When she storms into my room, I sit up slowly, expression blank. She keeps shouting, words sharp and familiar — worthless, lazy, useless.
I’ve heard them all before. They don’t cut anymore. They just bruise quietly.
When she leaves, slamming the door, I sit there for a moment — then check my phone.
One unread message.
> Elior: You still owe me a smile today.
I almost laugh.
It’s ridiculous — a message that simple making my chest feel a little lighter.
At school, people still whisper. They always have. I’ve learned to move through hallways like a ghost, unseen and unheard.
But today, something small changes.
When I sit by the window, I look outside — and for a second, the sky looks different. Brighter. Not because it changed, but because I’m starting to notice it again.
It’s weird how someone I barely know can do that.
Elior, with his messy hair and terrible jokes.
Elior, who’s dying but talks about life like it’s a miracle.
I think about the way he smiled last night when the sun came up — like he’d been waiting for it his whole life. I’d been too busy squinting from the light, but he looked… peaceful.
Later that night, I go to the bridge again.
He’s already there, leaning against the railing with two cups of instant noodles.
“You’re late,” he says. “I was about to eat both.”
I raise a brow. “You texted me just to make me walk here for noodles?”

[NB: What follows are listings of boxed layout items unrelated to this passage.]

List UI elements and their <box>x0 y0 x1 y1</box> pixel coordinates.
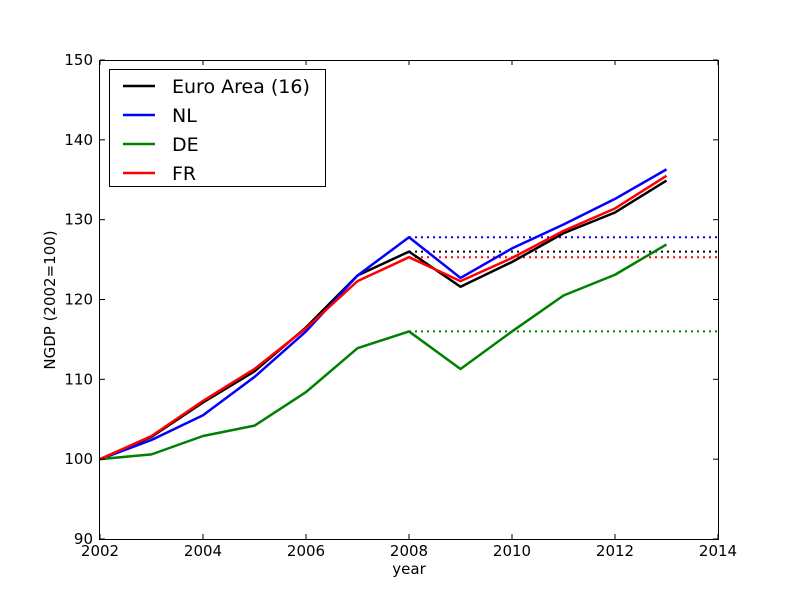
x-tick-label: 2008 <box>390 542 428 560</box>
legend-label-de: DE <box>172 134 199 156</box>
series-line-nl <box>99 168 668 461</box>
x-tick-label: 2014 <box>699 542 737 560</box>
legend-label-nl: NL <box>172 105 197 127</box>
x-tick-label: 2012 <box>596 542 634 560</box>
legend-label-fr: FR <box>172 163 196 185</box>
y-tick-label: 140 <box>64 131 93 149</box>
y-axis-label: NGDP (2002=100) <box>41 230 59 369</box>
y-tick-label: 90 <box>74 530 93 548</box>
y-tick-label: 150 <box>64 51 93 69</box>
y-tick-label: 120 <box>64 291 93 309</box>
legend-label-euro-area-16: Euro Area (16) <box>172 76 310 98</box>
y-tick-label: 130 <box>64 211 93 229</box>
y-tick-label: 100 <box>64 450 93 468</box>
x-tick-label: 2010 <box>493 542 531 560</box>
series-line-de <box>99 243 668 461</box>
x-axis-label: year <box>392 560 426 578</box>
legend: Euro Area (16) NL DE FR <box>109 69 326 187</box>
x-tick-label: 2006 <box>287 542 325 560</box>
x-tick-label: 2004 <box>184 542 222 560</box>
axis-ticks: 2002 2004 2006 2008 2010 2012 2014 90 100 110 120 1… <box>64 51 737 560</box>
series-line-fr <box>99 174 668 461</box>
legend-box <box>109 69 326 187</box>
x-tick-label: 2002 <box>81 542 119 560</box>
plot-area <box>99 168 718 461</box>
y-tick-label: 110 <box>64 370 93 388</box>
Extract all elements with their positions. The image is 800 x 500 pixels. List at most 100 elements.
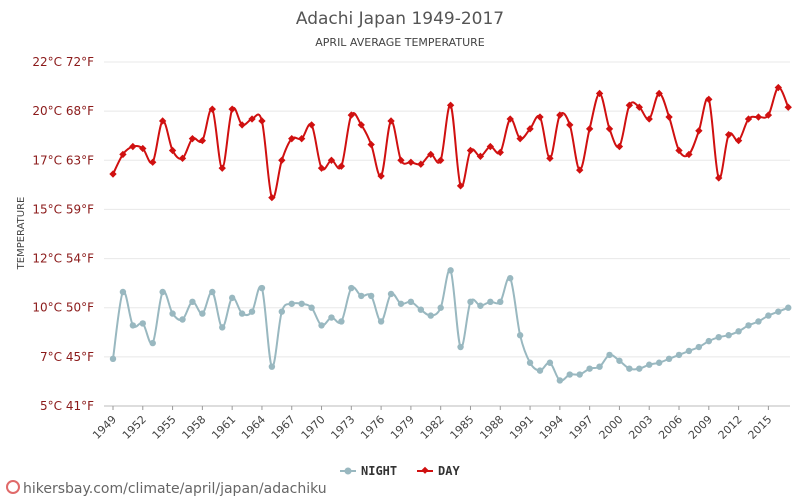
night-point — [616, 357, 623, 364]
night-point — [437, 304, 444, 311]
day-point — [238, 121, 246, 129]
night-point — [665, 355, 673, 363]
day-point — [109, 170, 117, 178]
day-point — [645, 115, 653, 123]
day-point — [734, 136, 743, 145]
x-tick-label: 1955 — [150, 413, 179, 442]
day-point — [268, 193, 276, 202]
x-tick-label: 1973 — [328, 413, 357, 442]
night-point — [715, 334, 722, 341]
night-point — [516, 332, 524, 339]
x-tick-label: 1982 — [418, 413, 447, 442]
night-point — [298, 300, 305, 307]
y-tick-label: 17°C 63°F — [32, 153, 94, 167]
night-point — [159, 288, 166, 296]
night-point — [675, 351, 683, 359]
night-point — [586, 365, 593, 372]
day-point — [437, 156, 445, 164]
night-point — [377, 318, 385, 325]
day-point — [496, 148, 504, 157]
footer-link[interactable]: hikersbay.com/climate/april/japan/adachi… — [6, 480, 327, 497]
night-point — [695, 343, 703, 351]
day-point — [278, 156, 286, 164]
night-point — [755, 318, 762, 325]
day-point — [188, 134, 197, 143]
night-point — [705, 337, 712, 345]
day-point — [665, 113, 673, 121]
y-tick-label: 5°C 41°F — [40, 399, 94, 413]
day-point — [784, 103, 792, 111]
night-point — [219, 324, 226, 331]
chart-title: Adachi Japan 1949-2017 — [296, 9, 504, 29]
night-point — [238, 310, 246, 317]
night-point — [407, 298, 415, 306]
night-point — [308, 304, 315, 311]
day-point — [754, 113, 763, 121]
night-point — [348, 284, 355, 292]
day-point — [139, 144, 147, 153]
night-point — [735, 328, 742, 335]
night-point — [278, 308, 286, 315]
day-point — [248, 115, 256, 123]
night-point — [328, 314, 335, 321]
x-tick-labels: 1949 1952 1955 1958 1961 1964 1967 1970 1973 1976… — [90, 406, 775, 442]
night-point — [775, 308, 782, 315]
day-point — [407, 158, 415, 166]
legend-night-marker — [344, 467, 352, 475]
night-point — [139, 320, 146, 327]
night-point — [576, 371, 583, 378]
day-point — [297, 134, 306, 143]
day-point — [347, 111, 355, 119]
day-point — [526, 125, 534, 133]
x-tick-label: 2015 — [746, 413, 775, 442]
legend-item-night[interactable]: NIGHT — [340, 464, 397, 478]
day-point — [158, 117, 167, 125]
x-tick-label: 1988 — [477, 413, 506, 442]
night-point — [606, 351, 613, 359]
x-tick-label: 1967 — [269, 413, 298, 442]
legend-night-label: NIGHT — [361, 464, 397, 478]
legend[interactable]: NIGHT DAY — [340, 464, 460, 478]
night-point — [258, 284, 266, 292]
night-point — [655, 359, 663, 366]
legend-item-day[interactable]: DAY — [417, 464, 460, 478]
day-point — [337, 162, 346, 170]
day-point — [605, 125, 614, 133]
grid-lines — [104, 61, 790, 407]
night-point — [626, 365, 633, 372]
day-point — [724, 131, 733, 139]
day-point — [357, 121, 365, 129]
x-tick-label: 1994 — [537, 413, 566, 442]
x-tick-label: 2003 — [626, 413, 655, 442]
day-point — [387, 117, 395, 125]
y-axis-label: TEMPERATURE — [16, 197, 27, 271]
day-point — [695, 127, 703, 135]
x-tick-label: 1958 — [179, 413, 208, 442]
day-point — [208, 105, 216, 113]
night-line — [112, 268, 789, 382]
night-point — [596, 363, 603, 370]
day-point — [576, 166, 584, 174]
y-tick-label: 12°C 54°F — [32, 252, 94, 266]
x-tick-label: 1970 — [299, 413, 328, 442]
day-point — [367, 140, 375, 149]
night-point — [536, 367, 544, 374]
night-point — [169, 310, 176, 317]
night-point — [397, 300, 405, 307]
x-tick-label: 1979 — [388, 413, 417, 442]
x-tick-label: 1961 — [209, 413, 238, 442]
x-tick-label: 1964 — [239, 413, 268, 442]
x-tick-label: 1991 — [507, 413, 536, 442]
night-point — [467, 298, 474, 306]
night-point — [228, 294, 236, 302]
x-tick-label: 2009 — [686, 413, 715, 442]
night-point — [685, 347, 693, 355]
y-tick-label: 15°C 59°F — [32, 202, 94, 216]
y-tick-label: 7°C 45°F — [40, 350, 94, 364]
night-point — [149, 339, 156, 347]
night-point — [129, 322, 137, 329]
night-point — [745, 322, 752, 329]
day-point — [218, 164, 226, 172]
day-point — [536, 113, 544, 121]
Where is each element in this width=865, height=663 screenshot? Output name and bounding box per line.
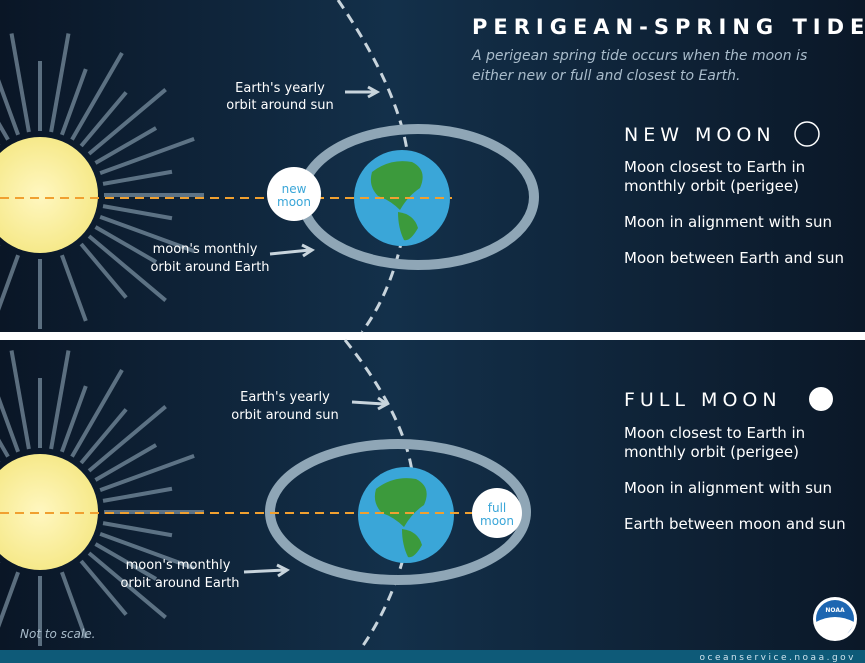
note: Not to scale. (20, 627, 95, 641)
fact: Moon closest to Earth in (624, 424, 805, 442)
fact: Earth between moon and sun (624, 515, 846, 533)
fact: monthly orbit (perigee) (624, 177, 799, 195)
monthly-orbit-label: orbit around Earth (150, 260, 269, 275)
moon-label: new (282, 182, 307, 196)
source: oceanservice.noaa.gov (700, 653, 856, 663)
fact: Moon in alignment with sun (624, 479, 832, 497)
fact: monthly orbit (perigee) (624, 443, 799, 461)
moon-label: full (488, 501, 507, 515)
infographic: new moon Earth's yearly orbit around sun… (0, 0, 865, 663)
monthly-orbit-label: moon's monthly (126, 558, 231, 573)
logo-text: NOAA (825, 607, 845, 614)
subtitle: A perigean spring tide occurs when the m… (471, 48, 807, 64)
subtitle: either new or full and closest to Earth. (472, 68, 740, 84)
heading: FULL MOON (624, 389, 782, 411)
heading: NEW MOON (624, 124, 776, 146)
yearly-orbit-label: Earth's yearly (240, 390, 330, 405)
moon-icon (809, 387, 833, 411)
yearly-orbit-label: orbit around sun (231, 408, 339, 423)
yearly-orbit-label: Earth's yearly (235, 81, 325, 96)
monthly-orbit-label: moon's monthly (153, 242, 258, 257)
moon-label: moon (480, 514, 514, 528)
logo: NOAA (813, 597, 857, 641)
earth (358, 467, 454, 563)
title: PERIGEAN-SPRING TIDE (472, 15, 865, 39)
moon-label: moon (277, 195, 311, 209)
monthly-orbit-label: orbit around Earth (120, 576, 239, 591)
yearly-orbit-label: orbit around sun (226, 98, 334, 113)
fact: Moon between Earth and sun (624, 249, 844, 267)
fact: Moon in alignment with sun (624, 213, 832, 231)
fact: Moon closest to Earth in (624, 158, 805, 176)
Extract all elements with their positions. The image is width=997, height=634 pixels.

“Correction,” he says, handing me one. “For sunset noodles. It’s on the list.”
I can’t help it — I laugh. Just a little.
He grins like it’s the best sound he’s heard all day.
We eat in silence, watching the sun melt into the river. The sky burns orange, then fades into purple.
“Pretty, right?” he says.
I nod. “Yeah. It is.”
He doesn’t talk after that. He just watches the sky like it’s something sacred.
And I realize — he’s not afraid of dying. He’s afraid of leaving before he finishes feeling everything.
When I walk home later, my mother’s voice doesn’t sting as much.
The darkness in my room doesn’t feel as heavy.
I think of Elior’s bucket list — the way he said it like a promise to himself.
Maybe I can make one too.
Not for dying.
For staying.
---
That night, before I sleep, I text him first.
> Luna: What’s next on your list?
A few seconds later, his reply comes.
> Elior: Teach you how to laugh until your stomach hurts.
For the first time in years, I smile — really smile.